Danbury manufacturer unveils plan for Brookfield move
Branson Ultrasonics is moving ahead with plans to relocate its Danbury headquarters plant into Brookfield’s corner of the sprawling Berkshire Corporate Park.
Architectural firms in Stamford and Norwalk laid out their construction sequence plans this week to town officials.
Owned by St. Louis, Mo.based Emerson Electric, Branson Ultrasonics makes precision custom welding machines for any number of components, applying a range of techniques from lasers to vibration welding that can precisely join parts through heating and friction.
Branson Ultrasonics is one of more than three dozen companies producing such equipment, including Rinco Ultrasonics in Danbury and Sonics & Materials in Newtown.
With plans to employ 220 people at its new Brookfield headquarters, Branson Ultrasonics would join the semiconductor equipment maker Photronics as the largest manufacturing company within the town’s borders.
At Berkshire Corporate Park, Branson Ultrasonics is constructing a new facility designed by Stamford-based CPG Architects on 13 acres of land, with Environmental Land Solutions in Norwalk handling the landscaping design.
The headquarters will total more than 140,000 square feet of space. Branson Ultrasonics is currently sharing a half-century-old building on Eagle Road with multiple other companies, including the Dere Street commercial dessert bakery, Alphagraphics and Spectral Systems.

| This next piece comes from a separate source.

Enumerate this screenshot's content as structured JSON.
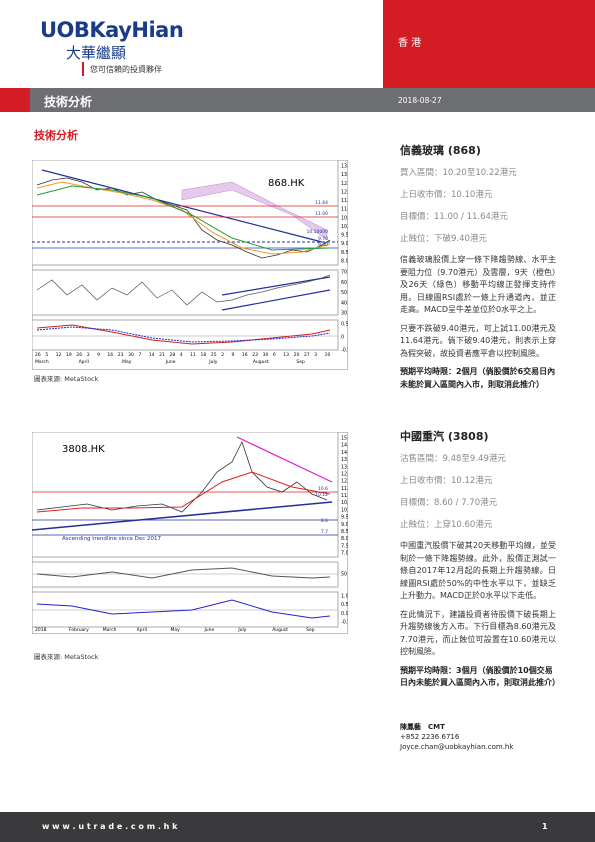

Through the Connecticut Innovations business assistance fund, the state has approved Branson Ultrasonics for $1.4 million in sales tax exemptions for purchases supporting the move to Berkshire Corporate Park, where the industrial gases giant Praxair has its headquarters and Duracell its main research and development lab.
An Emerson spokesperson declined comment on whether Branson Ultrasonics considered other locations in Danbury, southwestern Connecticut or elsewhere, in response to a Hearst Connecticut Media query.
Emerson acquired Branson Ultrasonics in 1984 as part of a larger deal for SmithKline Beckman.
Branson Ultrasonics has been led since early 2017 by John Meek, who previously was in charge of Emerson’s ASCO fluid valve division in Florham Park, N.J.
Emerson does not break out Branson Ultrasonics results separately from its own, with the automation division that includes the unit producing a 24 percent increase in earnings for Emerson’s 2018 fiscal year that ended in September, to $1.9 billion, with revenue up 21 percent to $11.4 billion.
In October, Emerson added to its welding systems lineup with the acquisition of Ireland-based HTE Engineering Services, which makes machines that use a process called heat staking to fuse plastic parts with other materials.
Speaking to investment analysts in November, Emerson CEO David Farr said his company’s automation division has been seeing an impact from the ongoing trade dispute between China and the United States.
“Right now, if the China thing was moving toward a resolution, I would sit here and tell you today that we are going to have a strong ... year in China,” Farr said. “They can come back and maybe come after companies like Emerson. If the tension continues to ramp up between the two countries — I don’t feel that at a point in time, but I would be foolish not to be concerned about that.”